Frieda had been waiting for the right time. She didn’t want to layer products or muddy the results. She wanted to try these alone, to see what they could do on their own terms.

She established a clear routine: Gold Drops at night after cleansing, Surreal Silk Serum in the morning before moisturizer. Nothing else. Just those two products, morning and night.

The transformation exceeded anything she’d hoped for. Every night, she washes her face and applies the Gold Drops before bed. In the morning, she tells me, her skin feels soft and alive again.

At seventy-five, with no surgery, no injectables, no shortcuts—just intention and care—her skin glows.

She’s meticulous about it, she tells me with a small laugh. Every single drop matters. She doesn’t want to waste even one.

It’s not vanity. It’s something deeper. It’s a ritual. It’s the daily act of choosing herself.

 


What Remains

As we finish our conversation, I’m struck by what Frieda represents—not just for this brand, but for anyone navigating the challenges of life.

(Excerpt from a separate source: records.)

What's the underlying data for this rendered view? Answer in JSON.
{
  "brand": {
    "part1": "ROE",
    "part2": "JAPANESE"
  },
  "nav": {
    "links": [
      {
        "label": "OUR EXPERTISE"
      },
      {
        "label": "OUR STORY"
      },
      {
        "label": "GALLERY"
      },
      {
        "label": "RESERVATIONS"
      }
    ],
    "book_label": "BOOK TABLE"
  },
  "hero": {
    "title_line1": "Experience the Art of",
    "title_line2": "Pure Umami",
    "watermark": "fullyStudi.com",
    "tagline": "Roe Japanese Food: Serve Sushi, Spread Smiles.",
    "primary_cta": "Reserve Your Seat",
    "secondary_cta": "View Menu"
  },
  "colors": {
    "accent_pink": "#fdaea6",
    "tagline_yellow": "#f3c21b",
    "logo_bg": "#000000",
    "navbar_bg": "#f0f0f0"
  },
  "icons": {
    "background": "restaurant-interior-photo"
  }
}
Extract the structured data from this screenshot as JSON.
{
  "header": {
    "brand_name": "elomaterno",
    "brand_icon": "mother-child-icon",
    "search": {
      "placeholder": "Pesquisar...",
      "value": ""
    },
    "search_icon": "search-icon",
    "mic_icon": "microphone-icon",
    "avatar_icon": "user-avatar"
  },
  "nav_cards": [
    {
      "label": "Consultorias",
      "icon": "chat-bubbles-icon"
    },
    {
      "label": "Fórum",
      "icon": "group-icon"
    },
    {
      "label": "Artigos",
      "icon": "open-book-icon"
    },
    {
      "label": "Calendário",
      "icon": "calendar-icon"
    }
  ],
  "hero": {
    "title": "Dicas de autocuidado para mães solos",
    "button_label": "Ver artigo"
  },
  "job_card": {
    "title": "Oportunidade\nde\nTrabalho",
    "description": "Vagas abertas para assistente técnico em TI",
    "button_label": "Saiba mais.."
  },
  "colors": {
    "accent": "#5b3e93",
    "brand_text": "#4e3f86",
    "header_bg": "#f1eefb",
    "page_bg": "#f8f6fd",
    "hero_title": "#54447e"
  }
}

Even now, while navigating treatment, she could give herself permission to let the small rituals go.

But she doesn’t. She keeps moving. She keeps choosing herself. She keeps finding moments of joy and beauty.

 


Frieda’s Favorites 

Hero Products:

Gold Drops

Surreal Silk

Currently Reading:

The Bird Hotel by Joyce Maynard

All the Beauty in the World by Patrick Bringley

Frieda’s story is a reminder that true radiance is not about erasing our struggles. It is about honoring them, while refusing to let them have the final word.